Du reste, même s’il est permis à l’exorciseur d’obtenir une rémunération après le rétablissement du malade, il ne doit pas être trop exigent. Son exigence doit être en fonction du besoin, et sans surcharger le malade de frais.
Et il est préférable de ne pas exiger de conditions ou de compensations pécuniaires dans la pratique de l’exorcisme, car l’objectif que l’on devrait viser par ce dernier est d’aider les musulmans, de leur épargner la nuisance et de repousser le mal qui pourrait leur arriver sans pour autant leur porter atteinte, en n’aspirant par cet acte qu’à la récompense d’Allah.
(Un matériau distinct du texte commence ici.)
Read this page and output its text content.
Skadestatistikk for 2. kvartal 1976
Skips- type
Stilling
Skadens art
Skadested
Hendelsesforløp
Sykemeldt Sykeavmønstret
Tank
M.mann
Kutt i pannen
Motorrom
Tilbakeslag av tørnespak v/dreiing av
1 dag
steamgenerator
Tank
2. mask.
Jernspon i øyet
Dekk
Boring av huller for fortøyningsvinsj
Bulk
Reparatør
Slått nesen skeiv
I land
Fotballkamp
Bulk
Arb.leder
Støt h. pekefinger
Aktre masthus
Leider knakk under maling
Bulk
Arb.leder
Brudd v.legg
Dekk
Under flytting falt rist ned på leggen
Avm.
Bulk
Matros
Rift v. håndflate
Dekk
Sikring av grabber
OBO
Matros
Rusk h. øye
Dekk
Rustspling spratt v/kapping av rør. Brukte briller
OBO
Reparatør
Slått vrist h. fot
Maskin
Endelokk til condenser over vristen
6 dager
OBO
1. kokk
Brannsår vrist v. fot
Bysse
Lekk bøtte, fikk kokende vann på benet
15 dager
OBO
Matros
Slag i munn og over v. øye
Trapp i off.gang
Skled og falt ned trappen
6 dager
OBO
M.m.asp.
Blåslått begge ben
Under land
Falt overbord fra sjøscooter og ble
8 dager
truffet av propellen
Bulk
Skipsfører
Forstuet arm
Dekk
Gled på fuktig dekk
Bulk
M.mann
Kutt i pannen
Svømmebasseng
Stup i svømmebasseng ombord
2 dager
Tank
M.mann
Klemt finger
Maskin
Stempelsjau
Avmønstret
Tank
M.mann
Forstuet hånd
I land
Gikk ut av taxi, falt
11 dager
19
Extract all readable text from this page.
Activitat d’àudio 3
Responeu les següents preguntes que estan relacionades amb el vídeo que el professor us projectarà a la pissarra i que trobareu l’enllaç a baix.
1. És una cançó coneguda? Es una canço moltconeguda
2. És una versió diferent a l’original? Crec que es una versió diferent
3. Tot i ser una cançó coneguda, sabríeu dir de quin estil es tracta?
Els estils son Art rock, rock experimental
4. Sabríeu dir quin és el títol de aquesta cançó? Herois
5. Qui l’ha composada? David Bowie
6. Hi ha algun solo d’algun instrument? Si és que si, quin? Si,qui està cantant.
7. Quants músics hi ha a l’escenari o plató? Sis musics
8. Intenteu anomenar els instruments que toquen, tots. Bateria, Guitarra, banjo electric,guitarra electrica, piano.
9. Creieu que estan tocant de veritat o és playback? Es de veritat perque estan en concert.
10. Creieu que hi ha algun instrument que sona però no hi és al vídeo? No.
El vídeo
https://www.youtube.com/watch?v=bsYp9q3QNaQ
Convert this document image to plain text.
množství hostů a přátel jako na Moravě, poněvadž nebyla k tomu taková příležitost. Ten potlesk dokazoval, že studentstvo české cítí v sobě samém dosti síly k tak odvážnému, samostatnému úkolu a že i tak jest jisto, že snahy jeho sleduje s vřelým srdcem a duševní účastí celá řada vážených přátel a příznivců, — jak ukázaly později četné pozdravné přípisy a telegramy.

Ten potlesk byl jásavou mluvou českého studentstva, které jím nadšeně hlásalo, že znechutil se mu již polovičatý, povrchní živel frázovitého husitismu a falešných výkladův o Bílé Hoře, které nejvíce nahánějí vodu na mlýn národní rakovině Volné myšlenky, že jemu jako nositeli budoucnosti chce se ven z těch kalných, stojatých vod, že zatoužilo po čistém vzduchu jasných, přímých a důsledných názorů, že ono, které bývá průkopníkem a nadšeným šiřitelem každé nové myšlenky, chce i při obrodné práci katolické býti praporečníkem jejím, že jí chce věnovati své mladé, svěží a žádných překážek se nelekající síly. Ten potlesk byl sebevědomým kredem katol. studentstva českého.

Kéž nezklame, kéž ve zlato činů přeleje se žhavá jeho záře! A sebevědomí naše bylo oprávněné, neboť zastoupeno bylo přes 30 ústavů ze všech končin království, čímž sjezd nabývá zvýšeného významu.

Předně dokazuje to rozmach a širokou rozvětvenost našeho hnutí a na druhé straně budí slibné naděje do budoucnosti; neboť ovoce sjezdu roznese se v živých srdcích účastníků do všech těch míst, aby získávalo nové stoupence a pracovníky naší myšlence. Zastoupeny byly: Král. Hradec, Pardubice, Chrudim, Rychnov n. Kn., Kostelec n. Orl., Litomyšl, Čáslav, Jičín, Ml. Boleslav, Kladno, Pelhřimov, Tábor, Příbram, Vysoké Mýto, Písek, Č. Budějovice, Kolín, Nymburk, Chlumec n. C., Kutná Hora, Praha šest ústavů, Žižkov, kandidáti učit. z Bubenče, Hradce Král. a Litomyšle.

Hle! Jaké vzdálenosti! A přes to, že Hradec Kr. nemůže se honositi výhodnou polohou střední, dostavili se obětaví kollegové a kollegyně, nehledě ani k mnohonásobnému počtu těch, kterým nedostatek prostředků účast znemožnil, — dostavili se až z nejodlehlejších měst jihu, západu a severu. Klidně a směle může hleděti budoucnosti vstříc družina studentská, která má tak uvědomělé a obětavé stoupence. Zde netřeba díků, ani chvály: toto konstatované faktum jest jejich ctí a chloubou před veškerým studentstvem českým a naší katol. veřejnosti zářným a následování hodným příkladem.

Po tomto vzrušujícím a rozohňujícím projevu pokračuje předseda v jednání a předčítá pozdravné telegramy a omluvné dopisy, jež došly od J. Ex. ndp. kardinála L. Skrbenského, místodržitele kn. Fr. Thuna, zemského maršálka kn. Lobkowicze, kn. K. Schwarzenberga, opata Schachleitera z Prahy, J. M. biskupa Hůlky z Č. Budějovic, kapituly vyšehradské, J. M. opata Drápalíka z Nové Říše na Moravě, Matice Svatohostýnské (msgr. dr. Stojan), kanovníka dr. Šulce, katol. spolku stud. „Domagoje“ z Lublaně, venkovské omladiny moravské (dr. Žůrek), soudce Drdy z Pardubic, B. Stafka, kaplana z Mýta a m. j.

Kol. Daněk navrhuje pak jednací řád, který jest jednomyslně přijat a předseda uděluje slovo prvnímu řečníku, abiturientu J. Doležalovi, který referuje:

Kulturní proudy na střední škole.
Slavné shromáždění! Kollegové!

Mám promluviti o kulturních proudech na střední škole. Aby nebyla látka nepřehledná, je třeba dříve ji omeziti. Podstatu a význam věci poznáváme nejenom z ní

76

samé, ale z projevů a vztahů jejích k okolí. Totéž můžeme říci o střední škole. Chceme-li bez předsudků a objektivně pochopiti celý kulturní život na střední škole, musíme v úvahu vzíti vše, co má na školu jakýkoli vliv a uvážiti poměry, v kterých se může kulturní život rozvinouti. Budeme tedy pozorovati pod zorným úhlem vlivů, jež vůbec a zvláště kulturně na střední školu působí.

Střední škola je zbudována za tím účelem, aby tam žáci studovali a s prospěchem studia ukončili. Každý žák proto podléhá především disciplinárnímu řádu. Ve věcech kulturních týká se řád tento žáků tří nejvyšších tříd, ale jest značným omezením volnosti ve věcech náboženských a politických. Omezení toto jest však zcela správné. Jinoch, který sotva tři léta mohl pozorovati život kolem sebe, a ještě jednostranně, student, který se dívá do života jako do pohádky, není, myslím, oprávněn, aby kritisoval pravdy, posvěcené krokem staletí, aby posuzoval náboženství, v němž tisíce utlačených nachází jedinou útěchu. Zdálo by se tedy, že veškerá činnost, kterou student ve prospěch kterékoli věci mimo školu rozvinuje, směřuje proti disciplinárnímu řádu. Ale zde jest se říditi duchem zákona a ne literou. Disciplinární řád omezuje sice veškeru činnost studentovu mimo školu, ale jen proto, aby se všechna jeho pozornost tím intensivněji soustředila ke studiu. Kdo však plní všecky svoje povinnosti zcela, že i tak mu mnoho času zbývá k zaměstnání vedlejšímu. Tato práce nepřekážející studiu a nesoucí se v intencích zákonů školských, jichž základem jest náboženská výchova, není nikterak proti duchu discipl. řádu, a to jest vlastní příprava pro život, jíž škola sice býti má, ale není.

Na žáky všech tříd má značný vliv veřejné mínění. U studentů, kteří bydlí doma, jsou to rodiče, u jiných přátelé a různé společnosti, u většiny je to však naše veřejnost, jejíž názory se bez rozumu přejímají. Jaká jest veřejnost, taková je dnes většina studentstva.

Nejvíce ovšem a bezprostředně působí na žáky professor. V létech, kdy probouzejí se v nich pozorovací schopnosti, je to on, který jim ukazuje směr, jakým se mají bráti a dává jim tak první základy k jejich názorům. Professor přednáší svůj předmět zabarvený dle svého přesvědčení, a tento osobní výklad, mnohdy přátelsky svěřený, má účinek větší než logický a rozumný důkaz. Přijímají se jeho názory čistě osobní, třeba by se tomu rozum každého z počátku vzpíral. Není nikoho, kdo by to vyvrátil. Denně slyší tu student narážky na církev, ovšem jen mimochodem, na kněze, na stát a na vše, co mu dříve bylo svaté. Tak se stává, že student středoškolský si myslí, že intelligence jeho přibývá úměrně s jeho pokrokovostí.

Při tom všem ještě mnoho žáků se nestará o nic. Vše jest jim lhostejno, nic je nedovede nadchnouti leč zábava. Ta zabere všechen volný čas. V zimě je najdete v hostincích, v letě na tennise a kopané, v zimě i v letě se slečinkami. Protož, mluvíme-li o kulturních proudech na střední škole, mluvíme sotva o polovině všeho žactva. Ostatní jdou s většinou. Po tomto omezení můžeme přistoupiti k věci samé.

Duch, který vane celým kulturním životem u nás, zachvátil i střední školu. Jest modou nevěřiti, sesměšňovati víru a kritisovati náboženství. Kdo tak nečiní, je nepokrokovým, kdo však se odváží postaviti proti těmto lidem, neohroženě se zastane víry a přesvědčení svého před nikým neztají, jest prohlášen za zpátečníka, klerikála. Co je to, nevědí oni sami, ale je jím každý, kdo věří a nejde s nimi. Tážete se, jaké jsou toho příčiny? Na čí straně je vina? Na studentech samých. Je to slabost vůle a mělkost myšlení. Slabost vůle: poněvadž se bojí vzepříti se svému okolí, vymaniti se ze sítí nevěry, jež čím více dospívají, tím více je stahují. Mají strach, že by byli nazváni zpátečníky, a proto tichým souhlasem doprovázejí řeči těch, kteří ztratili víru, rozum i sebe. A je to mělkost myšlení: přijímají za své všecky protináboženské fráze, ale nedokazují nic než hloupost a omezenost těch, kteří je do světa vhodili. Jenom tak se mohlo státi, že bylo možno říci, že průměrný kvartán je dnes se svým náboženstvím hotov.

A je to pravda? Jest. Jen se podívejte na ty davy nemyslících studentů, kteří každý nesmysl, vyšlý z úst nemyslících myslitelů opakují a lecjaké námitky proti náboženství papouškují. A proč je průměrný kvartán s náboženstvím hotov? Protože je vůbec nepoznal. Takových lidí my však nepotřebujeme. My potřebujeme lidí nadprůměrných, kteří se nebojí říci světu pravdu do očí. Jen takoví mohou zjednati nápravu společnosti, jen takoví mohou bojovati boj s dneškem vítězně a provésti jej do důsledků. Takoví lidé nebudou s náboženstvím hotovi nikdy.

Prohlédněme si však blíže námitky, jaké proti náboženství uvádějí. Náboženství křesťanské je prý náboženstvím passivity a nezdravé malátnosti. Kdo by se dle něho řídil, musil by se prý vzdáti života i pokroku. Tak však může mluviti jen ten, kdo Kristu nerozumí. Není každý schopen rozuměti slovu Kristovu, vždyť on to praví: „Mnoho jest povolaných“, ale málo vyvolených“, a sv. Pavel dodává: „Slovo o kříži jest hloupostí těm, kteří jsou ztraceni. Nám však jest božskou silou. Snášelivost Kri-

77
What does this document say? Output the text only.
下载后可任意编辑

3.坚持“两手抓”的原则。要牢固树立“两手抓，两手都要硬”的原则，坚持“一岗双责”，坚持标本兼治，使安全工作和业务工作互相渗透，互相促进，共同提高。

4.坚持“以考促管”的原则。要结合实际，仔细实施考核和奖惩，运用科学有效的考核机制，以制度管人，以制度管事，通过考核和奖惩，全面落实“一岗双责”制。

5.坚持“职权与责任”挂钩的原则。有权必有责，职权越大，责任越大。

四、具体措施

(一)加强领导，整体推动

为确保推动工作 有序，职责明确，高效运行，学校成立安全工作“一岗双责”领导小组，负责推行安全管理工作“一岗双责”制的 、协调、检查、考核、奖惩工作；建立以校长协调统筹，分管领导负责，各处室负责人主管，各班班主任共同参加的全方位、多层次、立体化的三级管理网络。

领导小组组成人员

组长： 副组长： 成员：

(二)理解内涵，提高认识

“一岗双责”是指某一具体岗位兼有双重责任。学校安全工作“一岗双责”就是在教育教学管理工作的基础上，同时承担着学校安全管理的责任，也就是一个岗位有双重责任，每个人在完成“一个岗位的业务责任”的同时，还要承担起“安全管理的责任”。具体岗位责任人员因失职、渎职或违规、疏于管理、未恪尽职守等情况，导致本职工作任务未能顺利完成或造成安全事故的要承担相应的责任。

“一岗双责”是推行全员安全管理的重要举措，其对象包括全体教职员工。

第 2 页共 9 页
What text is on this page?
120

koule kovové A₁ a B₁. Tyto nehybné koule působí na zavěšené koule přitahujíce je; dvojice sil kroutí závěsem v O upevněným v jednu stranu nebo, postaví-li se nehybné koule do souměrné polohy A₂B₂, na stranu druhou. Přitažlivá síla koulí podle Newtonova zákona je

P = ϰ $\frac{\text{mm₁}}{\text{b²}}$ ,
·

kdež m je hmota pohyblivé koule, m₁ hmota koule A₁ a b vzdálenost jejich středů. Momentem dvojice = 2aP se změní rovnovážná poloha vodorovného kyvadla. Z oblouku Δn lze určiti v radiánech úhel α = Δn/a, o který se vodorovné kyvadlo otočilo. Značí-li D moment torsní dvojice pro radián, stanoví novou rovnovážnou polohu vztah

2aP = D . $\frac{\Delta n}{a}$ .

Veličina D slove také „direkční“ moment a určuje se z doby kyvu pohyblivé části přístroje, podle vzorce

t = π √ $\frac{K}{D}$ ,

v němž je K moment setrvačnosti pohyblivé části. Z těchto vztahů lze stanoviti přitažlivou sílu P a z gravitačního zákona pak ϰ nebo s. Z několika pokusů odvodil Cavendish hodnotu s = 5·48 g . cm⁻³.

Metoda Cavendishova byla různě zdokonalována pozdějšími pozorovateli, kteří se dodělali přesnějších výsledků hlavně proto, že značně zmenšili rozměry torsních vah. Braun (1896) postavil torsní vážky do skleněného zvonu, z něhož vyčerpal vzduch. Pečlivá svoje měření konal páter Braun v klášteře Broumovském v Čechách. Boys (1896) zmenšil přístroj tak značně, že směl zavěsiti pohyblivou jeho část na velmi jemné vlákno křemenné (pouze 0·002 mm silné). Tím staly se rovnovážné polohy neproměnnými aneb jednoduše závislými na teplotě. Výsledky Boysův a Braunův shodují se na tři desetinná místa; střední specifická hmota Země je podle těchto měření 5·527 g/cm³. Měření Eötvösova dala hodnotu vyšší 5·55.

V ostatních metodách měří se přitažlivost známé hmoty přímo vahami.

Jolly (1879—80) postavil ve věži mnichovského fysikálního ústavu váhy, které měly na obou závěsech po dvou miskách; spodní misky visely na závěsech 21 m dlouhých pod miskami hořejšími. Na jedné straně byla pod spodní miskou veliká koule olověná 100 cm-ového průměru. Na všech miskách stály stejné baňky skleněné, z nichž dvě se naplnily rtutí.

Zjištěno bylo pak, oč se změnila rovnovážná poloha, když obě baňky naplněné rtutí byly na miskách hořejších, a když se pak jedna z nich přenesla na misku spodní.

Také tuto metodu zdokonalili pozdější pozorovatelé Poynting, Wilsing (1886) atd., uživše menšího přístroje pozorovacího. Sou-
Certes, Il est garant d’accorder subsistance et récompense.
Il convient aussi de souligner que l’exorciseur doit aider ses confrères en cas de besoin et de possibilité, et il doit le faire avec justice.
Il ne doit pas se consacrer complètement à l’exorcisme en prenant cette pratique comme source de subsistance, car les Salafs (Pieux Prédécesseurs) et les imams bien guidés n’étaient pas accoutumés à cela, quoique certains parmi eux fussent connus de voir leurs invocations exaucées ; comme il y avait bien des raisons qu’on s’y consacre complètement à leur époque [et on ne s’y consacrait pas].
Le savoir parfait appartient à Allah عزّ وجلّ, et notre dernière invocation est qu'Allah, Seigneur des Mondes, soit loué et que paix et salut soient sur notre Prophète Mohammed, ainsi que sur sa Famille, ses Compagnons et ses Frères jusqu'au Jour de la Résurrection.
Alger, le 14 Rabî` Ath-Thâni 1429 H
Correspondant au 20 avril 2008 G
[1] Il y a lieu de signaler ici que le sens du mot Roqya en Arabe, traduit par « exorcisme » en français, est plus large que le fait de chasser les démons. Il comprend aussi, comme dans ce hadith, le traitement des piqûres de scorpions, de serpents, du mauvais œil…etc. moyennant la récitation de versets du Coran ou des évocations. Note du traducteur.
[2] Rapporté par Al-Boukhâri dans Es-Sahîh, chapitre de « La médecine », concernant l’exigence d’un troupeau d’ovins contre la pratique de l’exorcisme (hadith 5405) et par Ibn Hibbân dans Es-Sahîh (hadith 5146), par l’intermédiaire d’Ibn `Abbâs رضي الله عنهما.
[3] Rapporté par Al-Boukhâri dans Es-Sahîh, chapitre de « La médecine », concernant l’exorcisme moyennant la première sourate du Coran (hadith 5405) et par Mouslim dans Es-Sahîh, chapitre du « Salut », concernant le fait de percevoir un salaire contre l’exorcisme moyennant le Coran et les invocations (hadith 5733), par l’intermédiaire d’Abou Sa`îd Al-Khoudri رضي الله عنه.